Publiziert am: 03.05.2019

La transparence, le succès

COURTIERS EN ASSURANCE – Depuis le début de l’année, les reportages sur ce secteur se multiplient. Certains fonds de pension se mobilisent contre les frais de courtage. Cependant, l’offensive activiste des fonds de pension pourrait provoquer des dommages.

La question est fondamentalement légitime et intéressante: que font réellement les courtiers d’assurance? «Ils proposent des produits d’assurance entre les compagnies d’assurance et les assurés – et les assurés sont souvent des entreprises ou des caisses de pension», explique Markus Lehmann, président de l’Association suisse des courtiers en assurances (ACA). Qui rappelle à quel point le marché de l’assurance est complexe. «Les clients ont besoin d’un conseil complet afin de choisir le bon produit dans la large gamme de produits. Les courtiers créent la transparence nécessaire.»

Comme un concessionnaire automobile – et pourtant différent

Comparons ce secteur avec le marché de l’automobile. Les constructeurs automobiles ne vendent pas leurs voitures directe­ment au client final. Ils les vendent aux garages de marque et aux garagistes indépendants. Seuls les concessionnaires et les garagistes vendent les voitures aux clients. Même si le client a une idée du véhicule souhaité, il souhaite également recevoir des conseils. C’est particulièrement vrai pour les entreprises qui doivent investir immédiatement dans une flotte – ce qui n’est pas possible sans conseils. Le commerce crée donc de la transparence.

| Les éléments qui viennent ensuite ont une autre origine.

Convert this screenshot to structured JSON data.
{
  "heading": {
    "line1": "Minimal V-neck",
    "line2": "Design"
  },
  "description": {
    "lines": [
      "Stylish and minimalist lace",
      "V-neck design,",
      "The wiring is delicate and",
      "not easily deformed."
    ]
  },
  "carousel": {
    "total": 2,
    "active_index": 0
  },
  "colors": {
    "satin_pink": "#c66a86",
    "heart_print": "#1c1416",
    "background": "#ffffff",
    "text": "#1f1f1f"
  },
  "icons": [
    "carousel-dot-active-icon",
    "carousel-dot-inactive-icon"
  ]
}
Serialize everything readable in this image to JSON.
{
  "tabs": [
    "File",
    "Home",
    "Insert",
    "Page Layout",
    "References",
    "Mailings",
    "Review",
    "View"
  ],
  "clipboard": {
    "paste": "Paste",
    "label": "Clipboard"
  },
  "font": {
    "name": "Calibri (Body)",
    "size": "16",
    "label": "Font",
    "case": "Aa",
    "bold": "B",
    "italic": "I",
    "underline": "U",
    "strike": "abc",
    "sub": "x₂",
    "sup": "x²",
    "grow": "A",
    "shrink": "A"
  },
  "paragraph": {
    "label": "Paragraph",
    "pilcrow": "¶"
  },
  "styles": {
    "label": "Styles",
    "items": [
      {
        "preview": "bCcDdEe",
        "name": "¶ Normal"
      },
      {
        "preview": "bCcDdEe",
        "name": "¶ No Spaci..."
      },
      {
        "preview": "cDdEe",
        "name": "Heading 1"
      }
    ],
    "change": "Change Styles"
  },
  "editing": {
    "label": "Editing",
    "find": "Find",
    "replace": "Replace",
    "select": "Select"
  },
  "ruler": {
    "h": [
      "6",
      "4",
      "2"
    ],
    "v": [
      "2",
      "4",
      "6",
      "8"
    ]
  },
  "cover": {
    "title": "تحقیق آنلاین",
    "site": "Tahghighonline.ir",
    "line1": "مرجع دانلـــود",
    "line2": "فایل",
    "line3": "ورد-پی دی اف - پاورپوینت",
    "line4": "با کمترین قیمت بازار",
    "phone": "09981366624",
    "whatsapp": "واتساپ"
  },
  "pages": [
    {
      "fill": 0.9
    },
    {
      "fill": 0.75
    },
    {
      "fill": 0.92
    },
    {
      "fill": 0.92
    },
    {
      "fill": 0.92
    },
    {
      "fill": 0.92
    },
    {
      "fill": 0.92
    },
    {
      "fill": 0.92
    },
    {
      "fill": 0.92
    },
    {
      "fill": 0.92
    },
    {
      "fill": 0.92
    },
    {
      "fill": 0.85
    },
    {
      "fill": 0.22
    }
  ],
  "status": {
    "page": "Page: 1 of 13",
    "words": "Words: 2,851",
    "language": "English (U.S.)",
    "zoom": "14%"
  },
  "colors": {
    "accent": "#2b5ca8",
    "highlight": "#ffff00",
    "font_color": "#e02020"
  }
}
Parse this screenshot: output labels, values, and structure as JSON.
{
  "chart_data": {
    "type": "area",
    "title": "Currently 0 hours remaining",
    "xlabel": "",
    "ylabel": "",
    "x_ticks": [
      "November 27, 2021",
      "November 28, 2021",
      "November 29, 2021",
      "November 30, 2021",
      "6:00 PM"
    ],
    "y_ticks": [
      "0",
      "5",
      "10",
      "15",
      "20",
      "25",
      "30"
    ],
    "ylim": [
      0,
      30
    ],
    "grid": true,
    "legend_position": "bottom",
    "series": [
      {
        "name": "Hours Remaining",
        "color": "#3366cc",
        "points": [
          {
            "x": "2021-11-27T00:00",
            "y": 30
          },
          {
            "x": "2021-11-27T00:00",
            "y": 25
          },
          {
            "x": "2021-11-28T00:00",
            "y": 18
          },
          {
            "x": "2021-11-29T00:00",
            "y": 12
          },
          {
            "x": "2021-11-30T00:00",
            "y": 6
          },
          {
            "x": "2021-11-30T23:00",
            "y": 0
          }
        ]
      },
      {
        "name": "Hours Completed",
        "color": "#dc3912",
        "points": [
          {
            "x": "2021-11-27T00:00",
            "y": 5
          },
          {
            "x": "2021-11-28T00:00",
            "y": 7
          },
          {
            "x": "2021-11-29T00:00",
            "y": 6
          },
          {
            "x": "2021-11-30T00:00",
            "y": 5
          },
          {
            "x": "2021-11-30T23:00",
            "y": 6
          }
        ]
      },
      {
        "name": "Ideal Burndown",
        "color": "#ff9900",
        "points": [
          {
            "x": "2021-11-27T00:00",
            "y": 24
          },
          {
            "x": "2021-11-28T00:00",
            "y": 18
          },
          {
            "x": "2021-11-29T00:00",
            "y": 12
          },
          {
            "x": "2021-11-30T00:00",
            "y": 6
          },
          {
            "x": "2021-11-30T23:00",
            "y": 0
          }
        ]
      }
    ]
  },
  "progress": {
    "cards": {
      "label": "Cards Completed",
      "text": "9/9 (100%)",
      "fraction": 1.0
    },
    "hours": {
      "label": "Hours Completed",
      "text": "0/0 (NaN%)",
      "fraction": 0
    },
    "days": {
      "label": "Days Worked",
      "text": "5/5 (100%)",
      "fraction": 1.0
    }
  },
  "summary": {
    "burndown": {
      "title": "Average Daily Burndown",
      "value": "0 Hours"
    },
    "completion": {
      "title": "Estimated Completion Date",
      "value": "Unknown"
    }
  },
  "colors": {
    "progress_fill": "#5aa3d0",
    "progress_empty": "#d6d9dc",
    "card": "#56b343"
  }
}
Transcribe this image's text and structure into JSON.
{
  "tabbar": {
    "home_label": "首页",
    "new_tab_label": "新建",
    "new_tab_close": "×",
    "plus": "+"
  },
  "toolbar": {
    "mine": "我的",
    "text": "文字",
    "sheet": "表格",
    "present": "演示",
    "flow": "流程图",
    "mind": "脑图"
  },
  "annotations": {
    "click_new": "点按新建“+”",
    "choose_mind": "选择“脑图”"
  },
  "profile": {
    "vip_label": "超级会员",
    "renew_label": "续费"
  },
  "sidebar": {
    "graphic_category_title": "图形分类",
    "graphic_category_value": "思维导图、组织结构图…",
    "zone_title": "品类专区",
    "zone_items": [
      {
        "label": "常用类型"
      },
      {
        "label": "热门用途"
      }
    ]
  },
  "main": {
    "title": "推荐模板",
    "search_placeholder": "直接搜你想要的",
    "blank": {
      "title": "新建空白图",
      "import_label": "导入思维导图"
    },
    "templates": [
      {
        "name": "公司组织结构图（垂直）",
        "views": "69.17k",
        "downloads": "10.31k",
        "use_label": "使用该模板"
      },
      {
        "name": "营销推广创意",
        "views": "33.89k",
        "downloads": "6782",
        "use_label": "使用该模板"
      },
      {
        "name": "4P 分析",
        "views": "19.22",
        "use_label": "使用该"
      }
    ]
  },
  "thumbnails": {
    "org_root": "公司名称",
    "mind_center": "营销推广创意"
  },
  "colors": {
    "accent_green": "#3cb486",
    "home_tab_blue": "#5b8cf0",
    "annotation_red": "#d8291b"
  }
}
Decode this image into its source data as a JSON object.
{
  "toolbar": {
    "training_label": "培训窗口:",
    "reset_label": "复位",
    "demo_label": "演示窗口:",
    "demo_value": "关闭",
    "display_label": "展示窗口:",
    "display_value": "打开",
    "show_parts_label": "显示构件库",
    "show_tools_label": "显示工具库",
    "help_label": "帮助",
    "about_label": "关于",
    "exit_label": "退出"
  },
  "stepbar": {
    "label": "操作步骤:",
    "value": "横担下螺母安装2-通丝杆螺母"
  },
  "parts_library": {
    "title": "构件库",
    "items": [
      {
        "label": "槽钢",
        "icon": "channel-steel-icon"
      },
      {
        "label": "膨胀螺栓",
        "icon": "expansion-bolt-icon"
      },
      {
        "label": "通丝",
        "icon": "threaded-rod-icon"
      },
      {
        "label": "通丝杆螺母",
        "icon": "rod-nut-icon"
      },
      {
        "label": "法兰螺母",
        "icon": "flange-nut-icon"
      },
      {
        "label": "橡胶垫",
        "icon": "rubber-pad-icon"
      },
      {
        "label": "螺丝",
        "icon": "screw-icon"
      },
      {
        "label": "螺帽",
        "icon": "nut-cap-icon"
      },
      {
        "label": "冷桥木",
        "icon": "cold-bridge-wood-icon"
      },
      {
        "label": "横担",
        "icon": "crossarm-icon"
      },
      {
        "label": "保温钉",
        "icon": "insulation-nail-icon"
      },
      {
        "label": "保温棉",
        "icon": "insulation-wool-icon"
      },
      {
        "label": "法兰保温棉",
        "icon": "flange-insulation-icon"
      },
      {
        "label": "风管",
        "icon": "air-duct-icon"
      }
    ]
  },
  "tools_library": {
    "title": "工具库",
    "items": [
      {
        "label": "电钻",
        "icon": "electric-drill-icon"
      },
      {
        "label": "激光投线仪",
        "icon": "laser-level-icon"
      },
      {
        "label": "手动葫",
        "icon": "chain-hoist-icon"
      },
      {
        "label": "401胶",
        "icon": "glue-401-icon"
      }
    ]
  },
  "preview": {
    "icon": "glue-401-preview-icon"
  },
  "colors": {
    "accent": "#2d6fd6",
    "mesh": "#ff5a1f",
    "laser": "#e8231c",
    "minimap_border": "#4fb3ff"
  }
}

«Cependant, il existe aussi d’importantes différences entre les concessionnaires automobiles et les courtiers d’assurance, selon Markus Lehmann. Les courtiers sont définitivement indépendants des compagnies d’assurance. Donc un courtier n’est pas un agent.»

En outre, cette activité de courtier est régie par la loi sur la surveillance des assurances et contrôlée par l’Autorité fédérale de surveillance des marchés financiers (FINMA). Les courtiers titulaires d’une telle licence doivent également s’inscrire.

Compensation transparente…

Et qu’en est-il du différend actuel avec certains fonds de pension? Selon les informations publiées par les médias, le modèle de rémunération utilisé par les courtiers coûterait 300 millions de francs par an en prévoyance professionnelle.

«Ce chiffre est faux, rétorque Markus Lehmann. Les frais de courtage – c’est le nom donné à la rémunération versée aux courtiers indépendants – s’élèvent à environ 165 millions.»

«UN COURTIER N’EST PAS UN AGENT.le premier estRÉGLEMENTÉ etCONTRÔLÉ PAR LA FINMA.»

Lehmann poursuit: «La rémunération des courtiers est réglementée par la loi. Les clients sont informés de manière transparente du type et de l’origine de l’indemnisation dès le premier contact. Un accord écrit doit être conclu à ce sujet.» Comme tout travailleur et toute entreprise, les intermédiaires doivent aussi pouvoir gagner quelque chose. En d’autres termes, les courtiers ne peuvent maintenir leur modèle d’affaires sans frais de courtage.

Sans courtier, c’est plus cher

Il est légitime que les fonds de pension aient intérêt à réduire les coûts. Mais il est faux de travailler avec des chiffres erronés. Il est également faux de penser que les coûts diminueraient sans les courtiers. Si les courtiers sont éliminés, les compagnies d’assurance devront augmenter leurs propres ventes. Cela coûterait de l’argent. Les clients – y compris les PME – devraient se faire leur propre opinion dans un marché très complexe. Ce qui coûterait aussi du temps et de l’argent. Lehmann résume: «Sans courtier, ce sera plus cher, avec moins d’indépendance et de transparence. Les fonds de pension activistes sont maintenant invités à une «table ronde», à laquelle l’usam participe également. Une chose est claire: il faut faire de la lumière dans toute cette obscurité.